Esto no significa eludir su responsabilidad, porque el arquitecto tiene que destruir antes de construir. Con mesura y sentido del tiempo, pero entendiendo las ciudades y las organizaciones sociales como algo vivo y dinámico. Millones de personas visitan cada año ese museo de historia al aire libre que es Roma, una megalópolis con sólo dos líneas de metro por el temor a perforar y encontrar más templos y vasijas milenarias. Por eso resulta hilarante leer hoy la descripción de la ciudad que hacía en el siglo XVI Montaigne en su Diario del viaje a Italia: la gente construía encima de las ruinas o reciclaba materiales antiguos para nuevas construcciones, y una gran explanada fue arrasada de todo vestigio imperial para dejar espacio a otro proyecto triunfalista, la basílica de San Pedro. A Montaigne este bricolaje creativo y esta imperfección no sólo no le molestaban, sino que le recordaban al proceso de creación de sus Ensayos, que según él eran un edificio construido gracias a los escombros de Séneca y Plutarco. «En Roma, después de cavar mucho en el suelo, la gente daba simplemente con la parte superior de una columna muy alta que todavía estaba en pie por debajo». Pero en la Mallorca del siglo XXI, el edificio de Gesa no podemos tocarlo. La pena es que no podamos construir sobre él, y desenterrarlo 500 años después como ejemplo del racionalismo medieval en la isla.

Siempre habrá un respeto oral por el territorio, o sea, de boquilla, y otro más real.
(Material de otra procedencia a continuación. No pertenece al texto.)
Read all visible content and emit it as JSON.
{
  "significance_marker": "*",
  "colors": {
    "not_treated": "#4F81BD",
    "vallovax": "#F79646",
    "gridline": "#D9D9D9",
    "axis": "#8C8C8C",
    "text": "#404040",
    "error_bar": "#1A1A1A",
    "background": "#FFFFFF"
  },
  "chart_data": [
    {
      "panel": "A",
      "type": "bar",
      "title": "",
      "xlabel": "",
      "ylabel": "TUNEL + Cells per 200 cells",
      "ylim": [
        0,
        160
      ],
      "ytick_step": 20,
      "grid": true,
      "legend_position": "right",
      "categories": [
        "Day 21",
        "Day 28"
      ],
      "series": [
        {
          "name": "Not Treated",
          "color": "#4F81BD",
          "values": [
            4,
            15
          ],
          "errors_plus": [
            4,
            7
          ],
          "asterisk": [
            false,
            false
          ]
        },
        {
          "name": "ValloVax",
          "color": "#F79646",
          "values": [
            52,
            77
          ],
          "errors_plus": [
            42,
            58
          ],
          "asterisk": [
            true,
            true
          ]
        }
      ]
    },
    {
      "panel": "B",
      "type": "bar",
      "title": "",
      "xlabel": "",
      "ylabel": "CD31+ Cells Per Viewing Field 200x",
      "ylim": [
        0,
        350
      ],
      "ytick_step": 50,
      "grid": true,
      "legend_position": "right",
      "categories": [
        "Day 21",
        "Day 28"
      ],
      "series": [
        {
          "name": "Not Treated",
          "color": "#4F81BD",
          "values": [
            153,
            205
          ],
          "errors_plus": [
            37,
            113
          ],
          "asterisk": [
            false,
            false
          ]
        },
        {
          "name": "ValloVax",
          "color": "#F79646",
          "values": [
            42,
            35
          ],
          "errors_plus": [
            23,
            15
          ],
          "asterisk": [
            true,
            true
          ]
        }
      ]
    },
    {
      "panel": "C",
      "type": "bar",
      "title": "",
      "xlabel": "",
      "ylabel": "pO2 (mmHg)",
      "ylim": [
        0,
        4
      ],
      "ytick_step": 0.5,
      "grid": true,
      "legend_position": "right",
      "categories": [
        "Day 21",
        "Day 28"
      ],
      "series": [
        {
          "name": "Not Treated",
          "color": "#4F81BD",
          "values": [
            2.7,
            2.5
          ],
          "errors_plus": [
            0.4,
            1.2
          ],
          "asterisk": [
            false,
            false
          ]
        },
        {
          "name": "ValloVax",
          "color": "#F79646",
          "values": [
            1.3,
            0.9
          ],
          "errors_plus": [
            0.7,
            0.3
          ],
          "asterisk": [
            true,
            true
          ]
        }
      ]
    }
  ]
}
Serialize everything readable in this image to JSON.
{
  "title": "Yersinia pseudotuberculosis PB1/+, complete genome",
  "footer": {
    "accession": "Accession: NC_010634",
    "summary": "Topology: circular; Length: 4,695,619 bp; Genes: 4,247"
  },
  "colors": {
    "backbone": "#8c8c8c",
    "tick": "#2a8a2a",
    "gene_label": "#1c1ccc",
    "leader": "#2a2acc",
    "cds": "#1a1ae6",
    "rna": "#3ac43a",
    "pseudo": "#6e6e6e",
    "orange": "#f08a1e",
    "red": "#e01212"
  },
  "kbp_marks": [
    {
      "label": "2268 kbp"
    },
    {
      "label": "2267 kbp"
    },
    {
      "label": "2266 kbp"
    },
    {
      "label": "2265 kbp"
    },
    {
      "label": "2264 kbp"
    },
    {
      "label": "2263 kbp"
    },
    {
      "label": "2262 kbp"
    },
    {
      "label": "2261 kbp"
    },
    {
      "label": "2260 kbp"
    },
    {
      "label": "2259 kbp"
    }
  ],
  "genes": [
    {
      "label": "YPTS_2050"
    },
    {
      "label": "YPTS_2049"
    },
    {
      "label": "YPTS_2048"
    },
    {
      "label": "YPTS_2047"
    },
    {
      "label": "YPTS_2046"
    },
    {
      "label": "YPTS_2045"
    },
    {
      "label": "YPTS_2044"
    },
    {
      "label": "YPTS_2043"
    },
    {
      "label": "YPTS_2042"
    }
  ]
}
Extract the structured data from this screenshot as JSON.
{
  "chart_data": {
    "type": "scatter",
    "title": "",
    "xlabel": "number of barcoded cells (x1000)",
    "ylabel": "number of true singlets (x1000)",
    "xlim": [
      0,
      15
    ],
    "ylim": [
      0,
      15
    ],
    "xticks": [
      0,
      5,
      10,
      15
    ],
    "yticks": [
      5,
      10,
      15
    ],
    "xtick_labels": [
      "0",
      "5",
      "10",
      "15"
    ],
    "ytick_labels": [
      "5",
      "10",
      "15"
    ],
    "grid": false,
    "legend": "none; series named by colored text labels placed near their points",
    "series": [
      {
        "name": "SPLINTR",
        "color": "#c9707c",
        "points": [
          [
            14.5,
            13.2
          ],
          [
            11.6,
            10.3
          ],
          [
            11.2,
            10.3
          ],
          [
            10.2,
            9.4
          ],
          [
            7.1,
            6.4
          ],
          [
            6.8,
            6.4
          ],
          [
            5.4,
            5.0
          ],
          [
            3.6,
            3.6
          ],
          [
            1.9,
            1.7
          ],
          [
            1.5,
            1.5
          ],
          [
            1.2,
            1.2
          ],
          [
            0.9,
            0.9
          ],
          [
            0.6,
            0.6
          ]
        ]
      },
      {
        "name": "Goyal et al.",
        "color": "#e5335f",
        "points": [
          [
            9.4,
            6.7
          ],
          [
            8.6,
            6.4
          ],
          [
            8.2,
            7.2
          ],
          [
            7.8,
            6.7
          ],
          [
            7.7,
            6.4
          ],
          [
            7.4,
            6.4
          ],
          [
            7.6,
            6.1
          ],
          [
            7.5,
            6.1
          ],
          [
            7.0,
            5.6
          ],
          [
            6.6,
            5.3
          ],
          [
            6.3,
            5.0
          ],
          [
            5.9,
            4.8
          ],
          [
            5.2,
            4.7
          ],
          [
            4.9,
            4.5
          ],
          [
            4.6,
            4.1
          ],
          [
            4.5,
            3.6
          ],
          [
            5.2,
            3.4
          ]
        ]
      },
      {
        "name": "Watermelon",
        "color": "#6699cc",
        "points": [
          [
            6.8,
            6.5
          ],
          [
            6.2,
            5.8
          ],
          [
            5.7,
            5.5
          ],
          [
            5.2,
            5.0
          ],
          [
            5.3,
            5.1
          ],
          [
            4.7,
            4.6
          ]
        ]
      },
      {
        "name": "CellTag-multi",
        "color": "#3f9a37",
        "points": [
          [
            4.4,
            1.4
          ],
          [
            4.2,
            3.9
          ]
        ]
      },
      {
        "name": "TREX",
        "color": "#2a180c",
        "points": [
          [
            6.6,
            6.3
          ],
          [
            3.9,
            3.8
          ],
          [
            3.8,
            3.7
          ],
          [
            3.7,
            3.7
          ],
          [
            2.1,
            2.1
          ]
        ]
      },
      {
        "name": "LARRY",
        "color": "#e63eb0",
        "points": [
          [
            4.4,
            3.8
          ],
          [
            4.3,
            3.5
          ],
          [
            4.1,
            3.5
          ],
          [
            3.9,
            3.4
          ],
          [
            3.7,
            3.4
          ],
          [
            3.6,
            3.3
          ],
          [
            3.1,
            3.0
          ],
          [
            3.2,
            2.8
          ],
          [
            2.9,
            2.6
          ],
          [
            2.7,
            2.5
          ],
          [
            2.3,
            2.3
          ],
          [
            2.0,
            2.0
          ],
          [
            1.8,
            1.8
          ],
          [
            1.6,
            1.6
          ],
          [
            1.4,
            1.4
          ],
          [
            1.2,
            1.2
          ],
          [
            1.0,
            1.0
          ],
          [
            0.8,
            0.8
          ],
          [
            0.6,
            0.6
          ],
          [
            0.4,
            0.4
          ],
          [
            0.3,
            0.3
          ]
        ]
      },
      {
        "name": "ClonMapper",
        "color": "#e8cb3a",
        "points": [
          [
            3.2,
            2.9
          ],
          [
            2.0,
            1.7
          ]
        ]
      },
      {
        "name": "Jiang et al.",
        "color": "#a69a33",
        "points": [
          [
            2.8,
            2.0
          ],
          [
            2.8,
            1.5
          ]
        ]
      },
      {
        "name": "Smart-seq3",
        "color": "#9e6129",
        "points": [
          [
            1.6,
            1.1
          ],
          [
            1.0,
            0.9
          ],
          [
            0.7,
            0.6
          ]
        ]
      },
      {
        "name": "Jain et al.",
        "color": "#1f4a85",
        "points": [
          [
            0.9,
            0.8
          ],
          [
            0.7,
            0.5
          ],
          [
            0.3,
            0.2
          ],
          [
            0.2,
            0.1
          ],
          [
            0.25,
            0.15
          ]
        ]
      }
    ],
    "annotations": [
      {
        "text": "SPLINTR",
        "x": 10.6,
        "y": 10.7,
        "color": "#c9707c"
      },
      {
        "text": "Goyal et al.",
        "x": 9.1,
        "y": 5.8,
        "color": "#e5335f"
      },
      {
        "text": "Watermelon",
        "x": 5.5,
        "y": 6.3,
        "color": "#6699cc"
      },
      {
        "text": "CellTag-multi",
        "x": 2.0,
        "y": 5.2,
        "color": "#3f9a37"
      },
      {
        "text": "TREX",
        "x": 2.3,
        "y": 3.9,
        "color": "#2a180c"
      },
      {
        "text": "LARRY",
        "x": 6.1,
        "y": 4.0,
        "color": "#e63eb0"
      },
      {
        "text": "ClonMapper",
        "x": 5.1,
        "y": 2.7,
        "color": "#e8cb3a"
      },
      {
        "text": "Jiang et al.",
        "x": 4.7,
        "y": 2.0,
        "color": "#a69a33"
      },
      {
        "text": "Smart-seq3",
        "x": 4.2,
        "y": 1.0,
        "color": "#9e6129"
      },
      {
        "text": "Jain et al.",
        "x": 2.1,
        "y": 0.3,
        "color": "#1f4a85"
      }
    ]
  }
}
Para Carme Pinós, la mejor muestra de arquitectura en Mallorca lo constituyen los bancales de Banyalbufar. Uno siente curiosidad por saber qué hubieran opinado hace siglos los actuales profetas del apocalipsis ante la destrucción del paisaje original que supuso levantar 160 kilómetros de pared con piedras en las laderas de la Tramuntana. Se agradece esa mirada ajena, cosmopolita, alegre y optimista, ante el discurso local perpetuo de la catástrofe asociada al turismo. Y también se agradece la generosidad en el juicio sobre nuestro pequeño paraíso mediterráneo de una mujer cuyo trabajo fue víctima de una de las mayores tropelías políticas cometidas en esta tierra. El parc de Ses Estacions de Carme Pinós fue la gran esperanza verde de una ciudad, Palma, que a día de hoy sigue sin contar con el pulmón que necesita, sustituido en una oscura mesa de operaciones urbanística por un respirador artificial de hormigón y rejas.